Terwijl ze zich inspande om het trillen van haar handen te onderdrukken zei ze, moeizaam ademhalend, nogmaals: ‘Ik smeek je, vader. God is mijn getuige dat ik van hem hou... Ik...’
‘je houdt van hem! Zie je dan niet, slecht kind, dat het excuus erger is dan de fout!’Joessef timmerde met zijn vuist op tafel en vervolgde op gebiedende toon: ‘Ik zeg je nogmaals. Er kan geen sprake van zijn dat je met die Ali Torjmane trouwt!’
‘Omdat hij een janitsaar is, daarom! De dochter van een Sjedid trouwt niet met een janitsaar. Mijn vader mag omgaan met alle notabelen van de stad, Turken of mamelukken, maar zijn gezin niet!’
Voor de eerste keer waagde Nadia het zich in het gesprek te mengen: ‘Dat is niet het probleem, mijn dochter. Dat die man een janitsaar is of niet, dat maakt geen enkel verschil. Het gaat om iets anders.’
‘Maar waarom dan?

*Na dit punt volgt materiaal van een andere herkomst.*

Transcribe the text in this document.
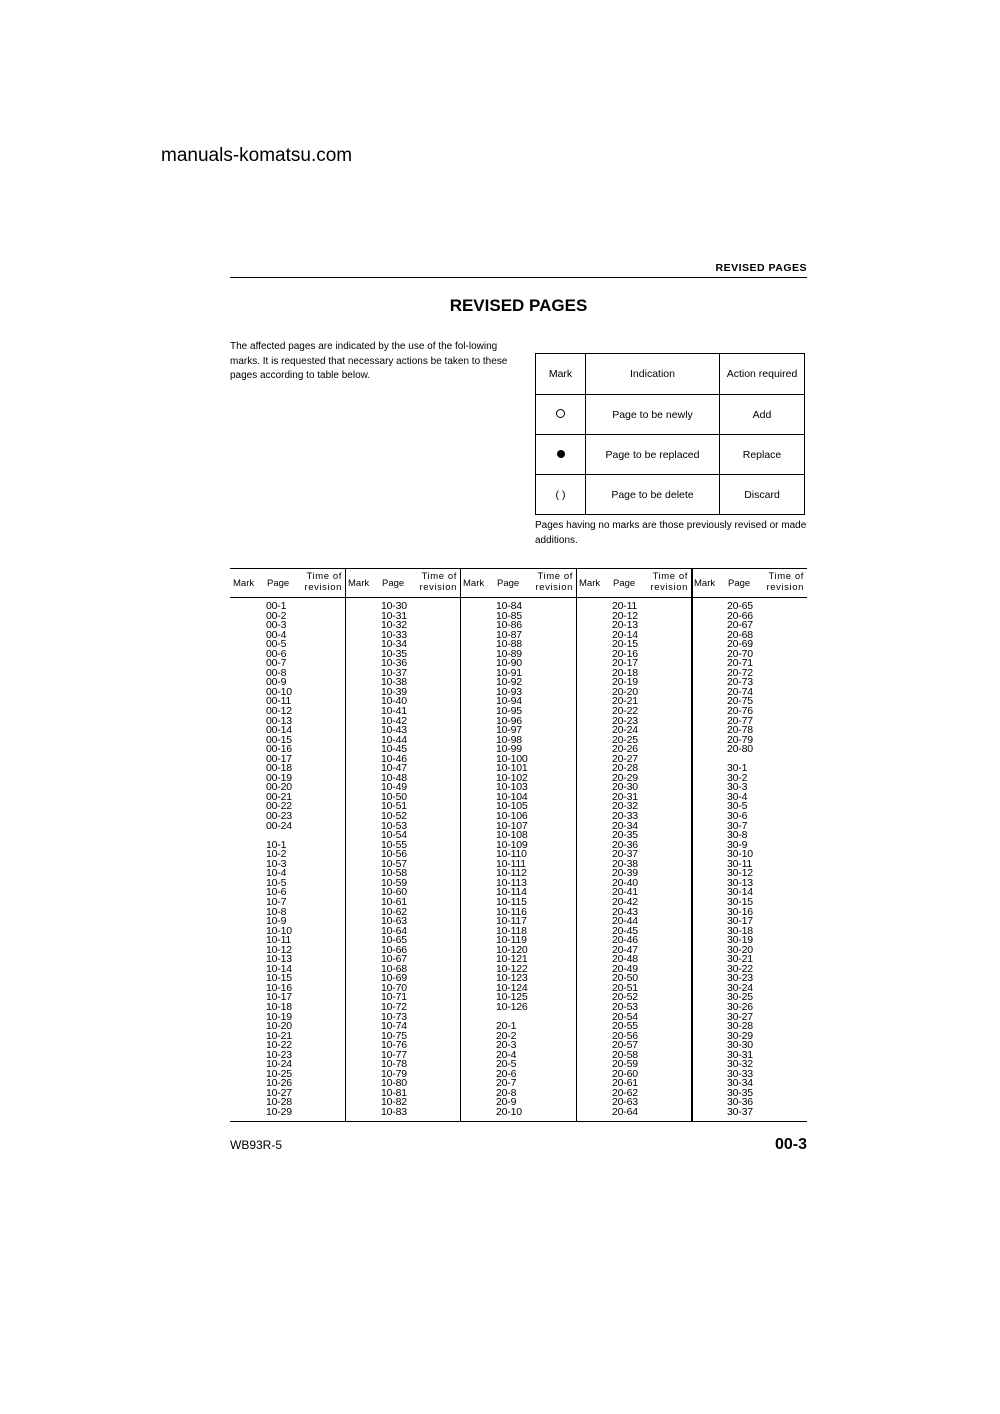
manuals-komatsu.com
REVISED PAGES
REVISED PAGES
The affected pages are indicated by the use of the fol-lowing marks. It is requested that necessary actions be taken to these pages according to table below.	Mark	Indication	Action required
	Page to be newly	Add
	Page to be replaced	Replace
( )	Page to be delete	Discard
Pages having no marks are those previously revised or made additions.
Mark Page
Time of
revision
00-1
00-2
00-3
00-4
00-5
00-6
00-7
00-8
00-9
00-10
00-11
00-12
00-13
00-14
00-15
00-16
00-17
00-18
00-19
00-20
00-21
00-22
00-23
00-24
10-1
10-2
10-3
10-4
10-5
10-6
10-7
10-8
10-9
10-10
10-11
10-12
10-13
10-14
10-15
10-16
10-17
10-18
10-19
10-20
10-21
10-22
10-23
10-24
10-25
10-26
10-27
10-28
10-29
Mark Page
Time of
revision
10-30
10-31
10-32
10-33
10-34
10-35
10-36
10-37
10-38
10-39
10-40
10-41
10-42
10-43
10-44
10-45
10-46
10-47
10-48
10-49
10-50
10-51
10-52
10-53
10-54
10-55
10-56
10-57
10-58
10-59
10-60
10-61
10-62
10-63
10-64
10-65
10-66
10-67
10-68
10-69
10-70
10-71
10-72
10-73
10-74
10-75
10-76
10-77
10-78
10-79
10-80
10-81
10-82
10-83
Mark Page
Time of
revision
10-84
10-85
10-86
10-87
10-88
10-89
10-90
10-91
10-92
10-93
10-94
10-95
10-96
10-97
10-98
10-99
10-100
10-101
10-102
10-103
10-104
10-105
10-106
10-107
10-108
10-109
10-110
10-111
10-112
10-113
10-114
10-115
10-116
10-117
10-118
10-119
10-120
10-121
10-122
10-123
10-124
10-125
10-126
20-1
20-2
20-3
20-4
20-5
20-6
20-7
20-8
20-9
20-10
Mark Page
Time of
revision
20-11
20-12
20-13
20-14
20-15
20-16
20-17
20-18
20-19
20-20
20-21
20-22
20-23
20-24
20-25
20-26
20-27
20-28
20-29
20-30
20-31
20-32
20-33
20-34
20-35
20-36
20-37
20-38
20-39
20-40
20-41
20-42
20-43
20-44
20-45
20-46
20-47
20-48
20-49
20-50
20-51
20-52
20-53
20-54
20-55
20-56
20-57
20-58
20-59
20-60
20-61
20-62
20-63
20-64
Mark Page
Time of
revision
20-65
20-66
20-67
20-68
20-69
20-70
20-71
20-72
20-73
20-74
20-75
20-76
20-77
20-78
20-79
20-80
30-1
30-2
30-3
30-4
30-5
30-6
30-7
30-8
30-9
30-10
30-11
30-12
30-13
30-14
30-15
30-16
30-17
30-18
30-19
30-20
30-21
30-22
30-23
30-24
30-25
30-26
30-27
30-28
30-29
30-30
30-31
30-32
30-33
30-34
30-35
30-36
30-37
WB93R-5	00-3
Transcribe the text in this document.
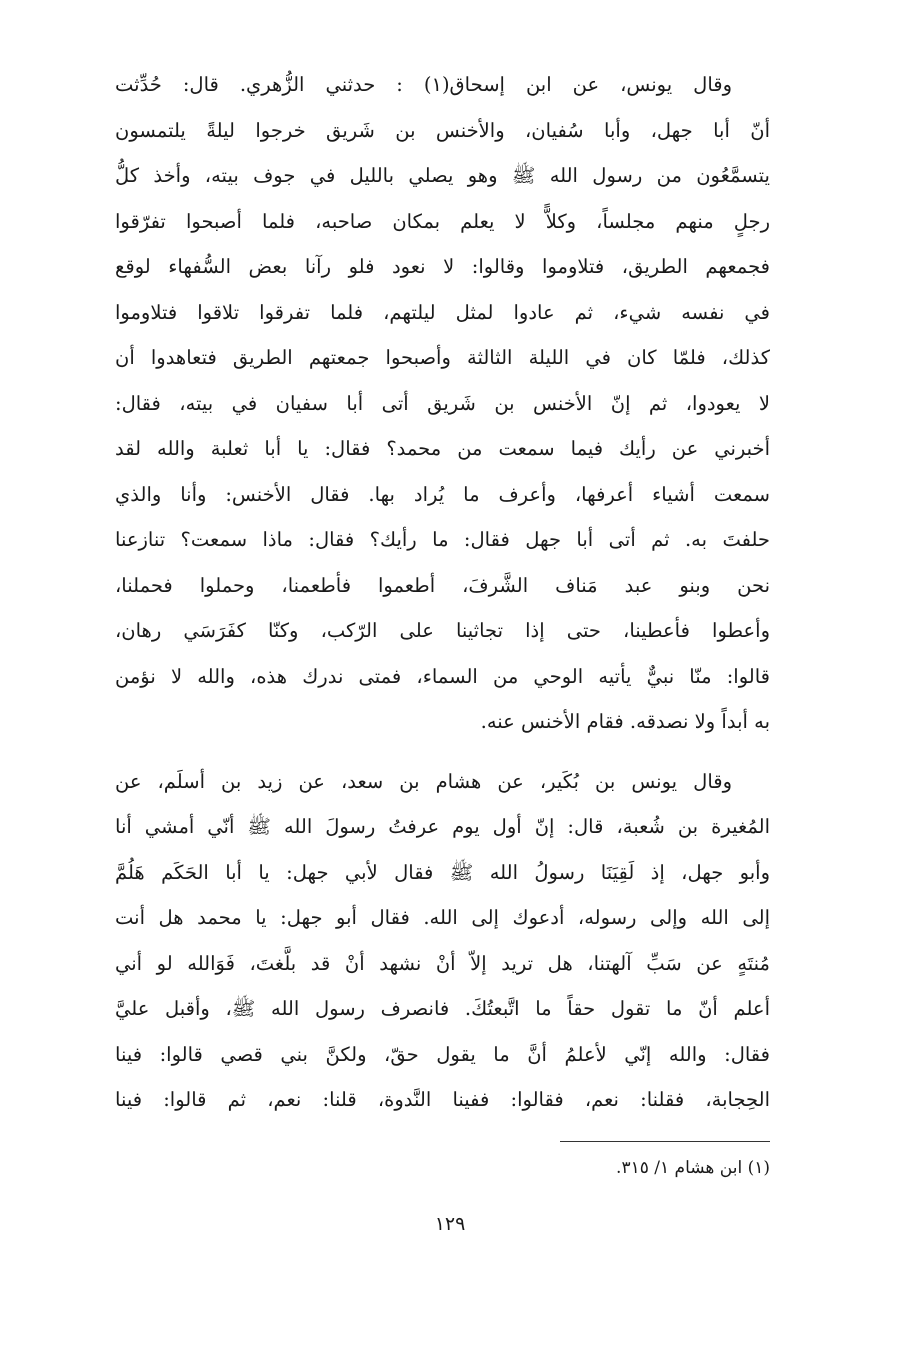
وقال يونس، عن ابن إسحاق(١) : حدثني الزُّهري. قال: حُدِّثت
أنّ أبا جهل، وأبا سُفيان، والأخنس بن شَريق خرجوا ليلةً يلتمسون
يتسمَّعُون من رسول الله ﷺ وهو يصلي بالليل في جوف بيته، وأخذ كلُّ
رجلٍ منهم مجلساً، وكلاًّ لا يعلم بمكان صاحبه، فلما أصبحوا تفرّقوا
فجمعهم الطريق، فتلاوموا وقالوا: لا نعود فلو رآنا بعض السُّفهاء لوقع
في نفسه شيء، ثم عادوا لمثل ليلتهم، فلما تفرقوا تلاقوا فتلاوموا
كذلك، فلمّا كان في الليلة الثالثة وأصبحوا جمعتهم الطريق فتعاهدوا أن
لا يعودوا، ثم إنّ الأخنس بن شَريق أتى أبا سفيان في بيته، فقال:
أخبرني عن رأيك فيما سمعت من محمد؟ فقال: يا أبا ثعلبة والله لقد
سمعت أشياء أعرفها، وأعرف ما يُراد بها. فقال الأخنس: وأنا والذي
حلفتَ به. ثم أتى أبا جهل فقال: ما رأيك؟ فقال: ماذا سمعت؟ تنازعنا
نحن وبنو عبد مَناف الشَّرفَ، أطعموا فأطعمنا، وحملوا فحملنا،
وأعطوا فأعطينا، حتى إذا تجاثينا على الرّكب، وكنّا كفَرَسَي رهان،
قالوا: منّا نبيٌّ يأتيه الوحي من السماء، فمتى ندرك هذه، والله لا نؤمن
به أبداً ولا نصدقه. فقام الأخنس عنه.
وقال يونس بن بُكَير، عن هشام بن سعد، عن زيد بن أسلَم، عن
المُغيرة بن شُعبة، قال: إنّ أول يوم عرفتُ رسولَ الله ﷺ أنّي أمشي أنا
وأبو جهل، إذ لَقِيَنَا رسولُ الله ﷺ فقال لأبي جهل: يا أبا الحَكَم هَلُمَّ
إلى الله وإلى رسوله، أدعوك إلى الله. فقال أبو جهل: يا محمد هل أنت
مُنتَهٍ عن سَبِّ آلهتنا، هل تريد إلاّ أنْ نشهد أنْ قد بلَّغتَ، فَوَالله لو أني
أعلم أنّ ما تقول حقاً ما اتَّبعتُكَ. فانصرف رسول الله ﷺ، وأقبل عليَّ
فقال: والله إنّي لأعلمُ أنَّ ما يقول حقّ، ولكنَّ بني قصي قالوا: فينا
الحِجابة، فقلنا: نعم، فقالوا: ففينا النَّدوة، قلنا: نعم، ثم قالوا: فينا
(١) ابن هشام ١/ ٣١٥.
١٢٩
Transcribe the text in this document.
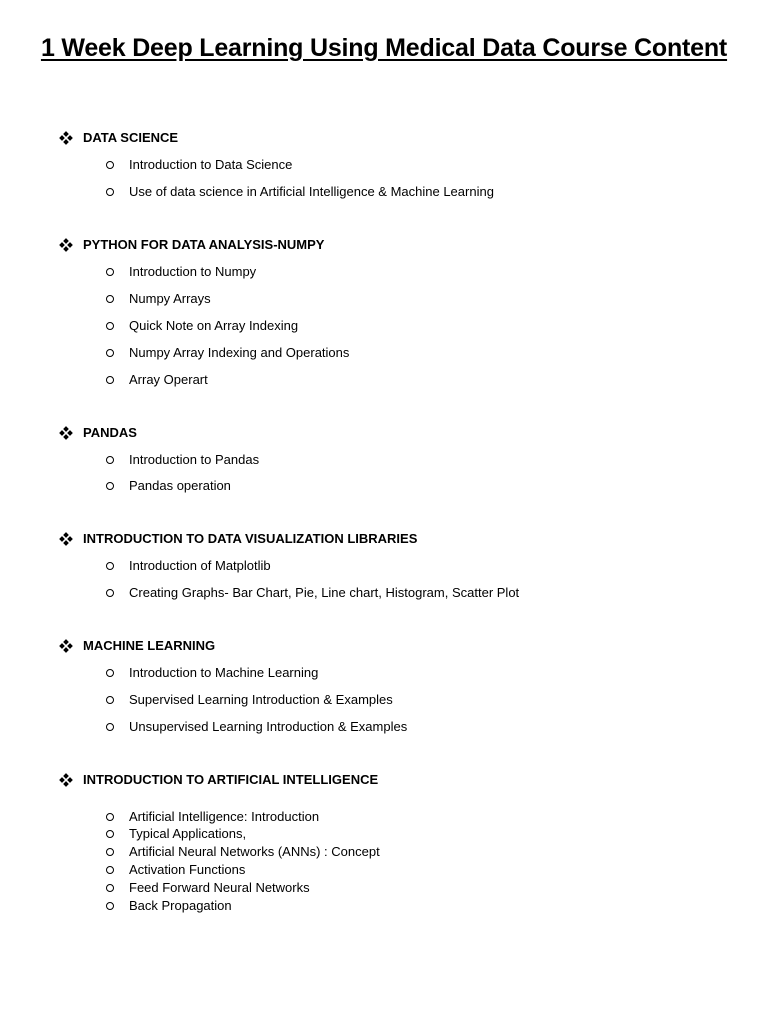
1 Week Deep Learning Using Medical Data Course Content
DATA SCIENCE
Introduction to Data Science
Use of data science in Artificial Intelligence & Machine Learning
PYTHON FOR DATA ANALYSIS-NUMPY
Introduction to Numpy
Numpy Arrays
Quick Note on Array Indexing
Numpy Array Indexing and Operations
Array Operart
PANDAS
Introduction to Pandas
Pandas operation
INTRODUCTION TO DATA VISUALIZATION LIBRARIES
Introduction of Matplotlib
Creating Graphs- Bar Chart, Pie, Line chart, Histogram, Scatter Plot
MACHINE LEARNING
Introduction to Machine Learning
Supervised Learning Introduction & Examples
Unsupervised Learning Introduction & Examples
INTRODUCTION TO ARTIFICIAL INTELLIGENCE
Artificial Intelligence: Introduction
Typical Applications,
Artificial Neural Networks (ANNs) : Concept
Activation Functions
Feed Forward Neural Networks
Back Propagation
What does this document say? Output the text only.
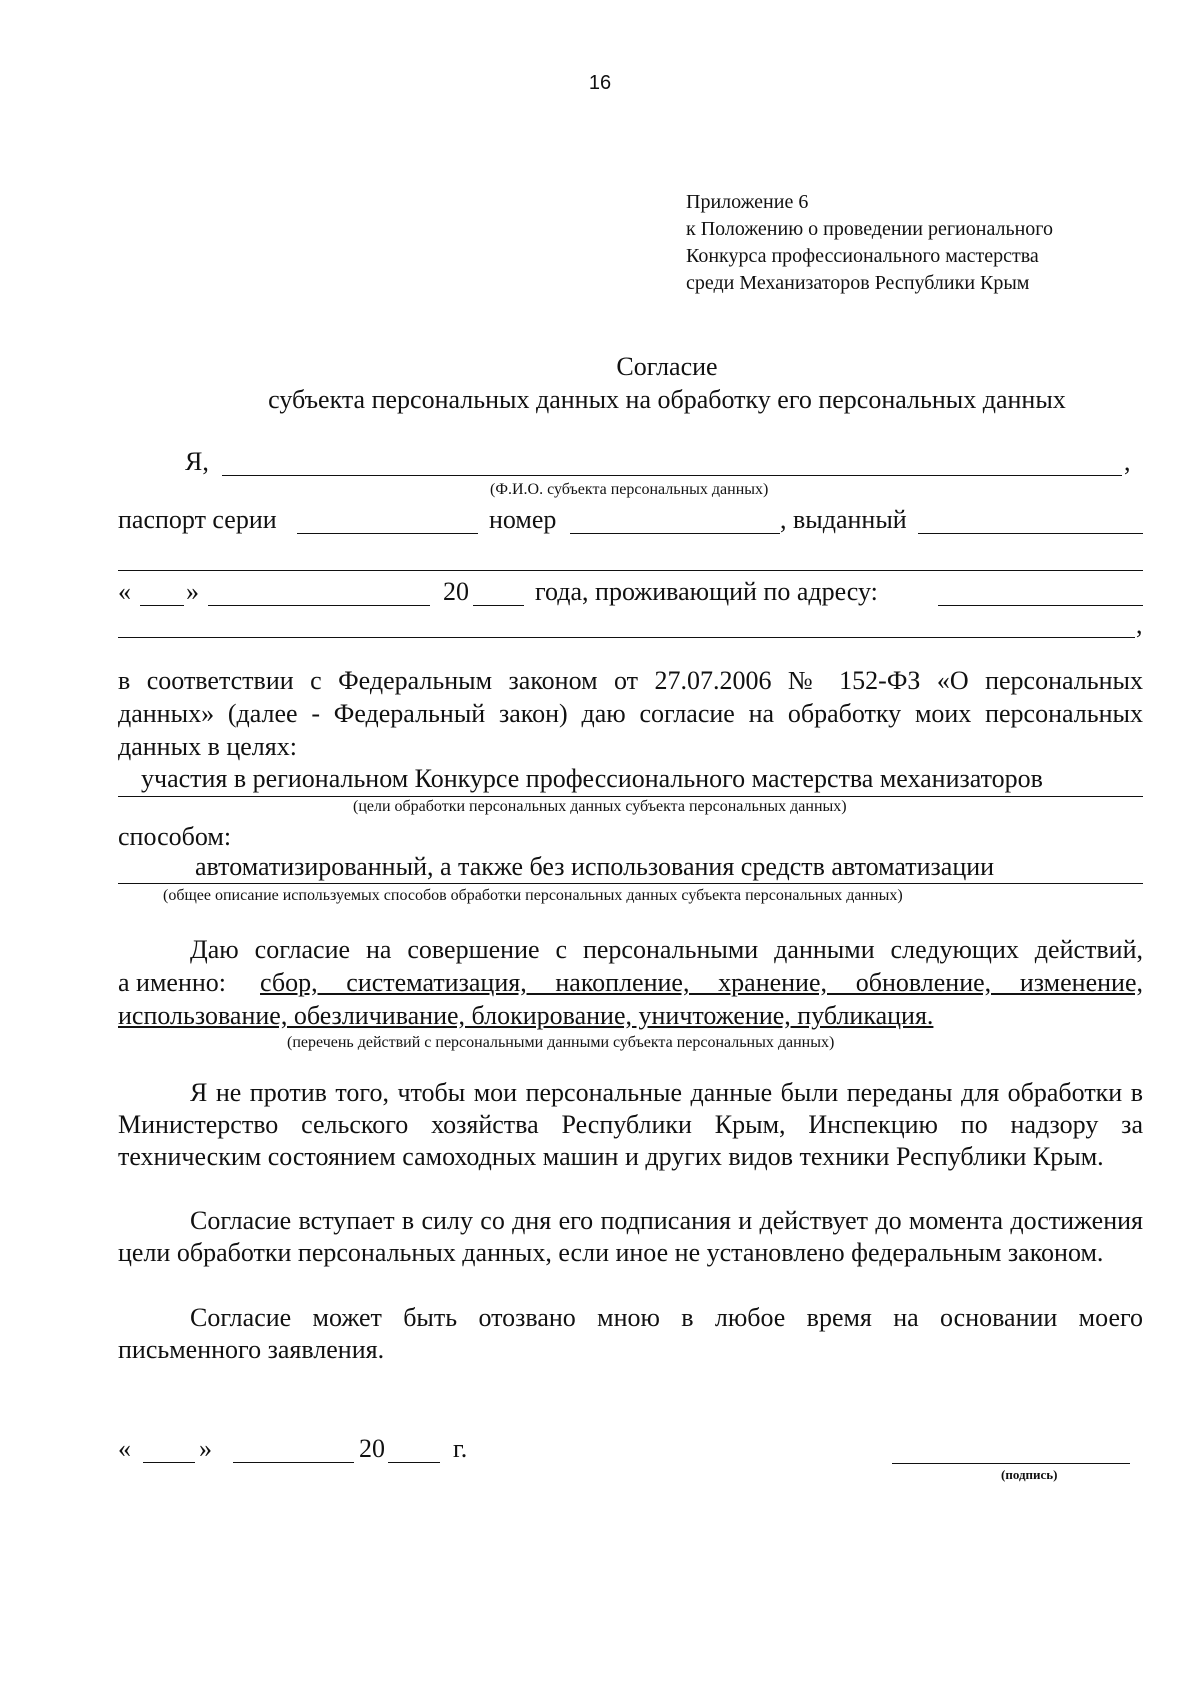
16
Приложение 6
к Положению о проведении регионального
Конкурса профессионального мастерства
среди Механизаторов Республики Крым
Согласие
субъекта персональных данных на обработку его персональных данных
Я,	,
(Ф.И.О. субъекта персональных данных)
паспорт серии	номер	, выданный
« »	20	года, проживающий по адресу:
,
в соответствии с Федеральным законом от 27.07.2006 № 152-ФЗ «О персональных
данных» (далее - Федеральный закон) даю согласие на обработку моих персональных
данных в целях:
участия в региональном Конкурсе профессионального мастерства механизаторов
(цели обработки персональных данных субъекта персональных данных)
способом:
автоматизированный, а также без использования средств автоматизации
(общее описание используемых способов обработки персональных данных субъекта персональных данных)
Даю согласие на совершение с персональными данными следующих действий,
а именно: сбор, систематизация, накопление, хранение, обновление, изменение,
использование, обезличивание, блокирование, уничтожение, публикация.
(перечень действий с персональными данными субъекта персональных данных)
Я не против того, чтобы мои персональные данные были переданы для обработки в Министерство сельского хозяйства Республики Крым, Инспекцию по надзору за техническим состоянием самоходных машин и других видов техники Республики Крым.
Согласие вступает в силу со дня его подписания и действует до момента достижения цели обработки персональных данных, если иное не установлено федеральным законом.
Согласие может быть отозвано мною в любое время на основании моего письменного заявления.
«	»	20	г.
(подпись)
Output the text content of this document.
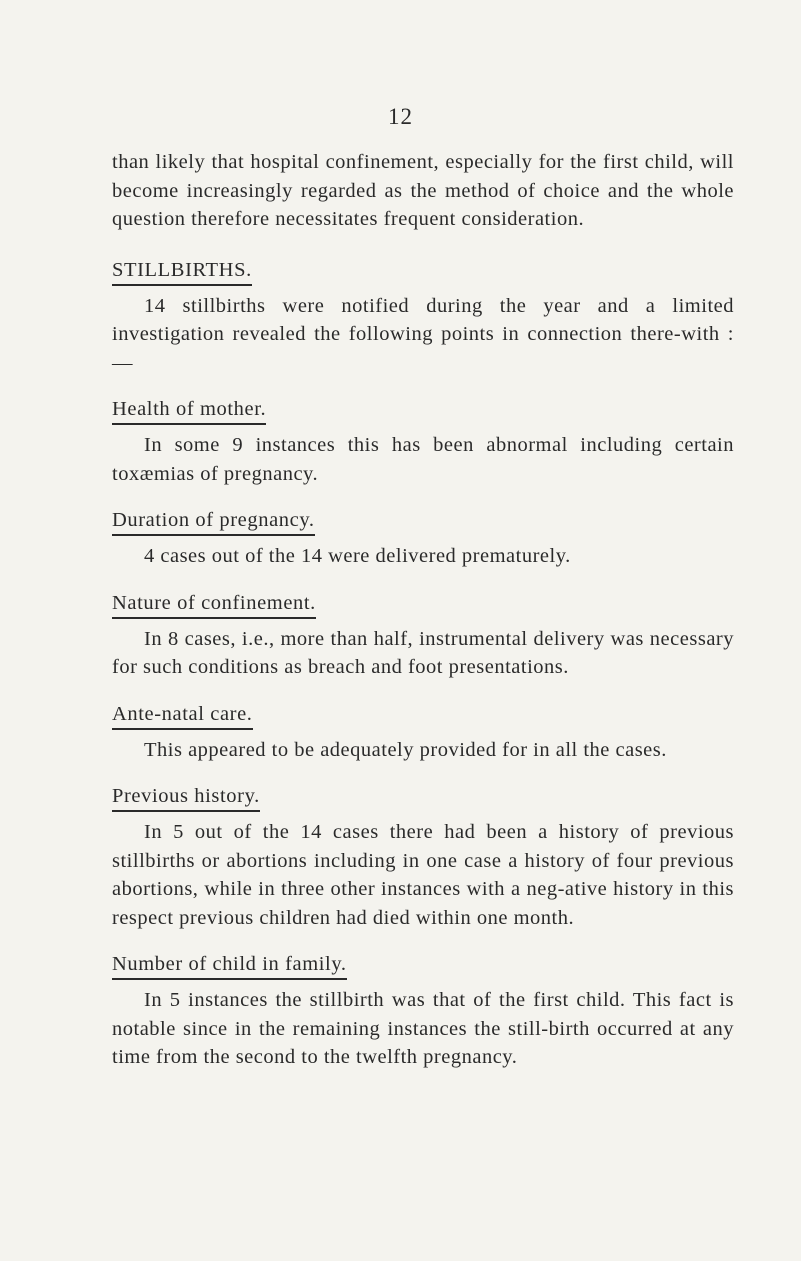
12

than likely that hospital confinement, especially for the first child, will become increasingly regarded as the method of choice and the whole question therefore necessitates frequent consideration.

STILLBIRTHS.

14 stillbirths were notified during the year and a limited investigation revealed the following points in connection there-with :—

Health of mother.

In some 9 instances this has been abnormal including certain toxæmias of pregnancy.

Duration of pregnancy.

4 cases out of the 14 were delivered prematurely.

Nature of confinement.

In 8 cases, i.e., more than half, instrumental delivery was necessary for such conditions as breach and foot presentations.

Ante-natal care.

This appeared to be adequately provided for in all the cases.

Previous history.

In 5 out of the 14 cases there had been a history of previous stillbirths or abortions including in one case a history of four previous abortions, while in three other instances with a neg-ative history in this respect previous children had died within one month.

Number of child in family.

In 5 instances the stillbirth was that of the first child. This fact is notable since in the remaining instances the still-birth occurred at any time from the second to the twelfth pregnancy.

Zeg me waarom?’
‘Omdat hij niet van ons bloed is!’ schreeuwde Joessef woedend. ‘Jij bent christen, Grieks-katholiek. Hij is mohammedaan.’
‘Wat doet dat ertoe!’
‘Heb je dan geen enkel principe? Weet je dan niet dat je gedwongen bent je geloof te verloochenen en je tot de islam te bekeren als je bereid bent die man tot je echtgenoot te maken?’ Dreigend wees hij naar haar. ‘Pas op, Samira. Gods toorn is vreselijk voor degenen die Hem verraden!’
Het meisje strekte een hand uit naar de leegte alsof ze ergens steun probeerde te vinden. ‘Vader, ik bezweer je...’
‘Gebruik je verstand. Je bent nog jong, met de jaren zul je leren dat de tijd alles geneest... zelfs liefdesverdriet.’
‘Maar vader, begrijp je het dan niet? Ik wil niet genezen. Ik wil een leven met Ali ophouwen.’
Joessef nam haar ernstig op, terwijl hij een van de punten van zijn snor tussen duim en wijsvinger opdraaide. ‘Kom,’ zei hij streng tegen zijn vrouw. ‘De discussie is gesloten.’
Met tegenzin deed Nadia wat haar werd gezegd. Toen ze bijna bij de deur waren riep Samira op aangrijpende toon: ‘En toch trouw ik met hem! Niets ter wereld, horen jullie me, niets zal me ervan weerhouden uit dit verdorven huis weg te lopen om de vrouw van Ali Torjmane te worden!’
Joessef draaide zich met een ruk om. ‘Zeg dat nog eens, Samira!’
‘Ik trouw met Ali Torjmane. Of jullie dat willen of niet.’
‘Je zei “dit verdorven huis”...’ Joessef Sjedid zag zijn dochter nog slechts door een nevel.
‘Vraag het maar aan je zoon. Die kan het veel beter uitleggen dan ik.’
Onbewogen incasseerde Joessef de klap. ‘Goed. Als dat je wil is, word dan maar de vrouw van de janitsaar. Maar zet nooit meer een voet in dit huis. Het past niet bij je. Ik onterf je, morgen al moet je het landgoed Sabah verlaten.’
Nadia onderdrukte een kreet van schrik. ‘Nee, Joessef! Ze is ons kind. Ze is je dochter!’
‘Ze was onze dochter.’
‘Heb medelijden met haar. Haram32.’ Nu smeek ik je. Laat toegeeflijkheid toe tot je hart. Ze heeft ons nog nodig.’ Onbewust had ze haar handen op de arm van haar man gelegd en haar nagels in zijn huid gedrukt.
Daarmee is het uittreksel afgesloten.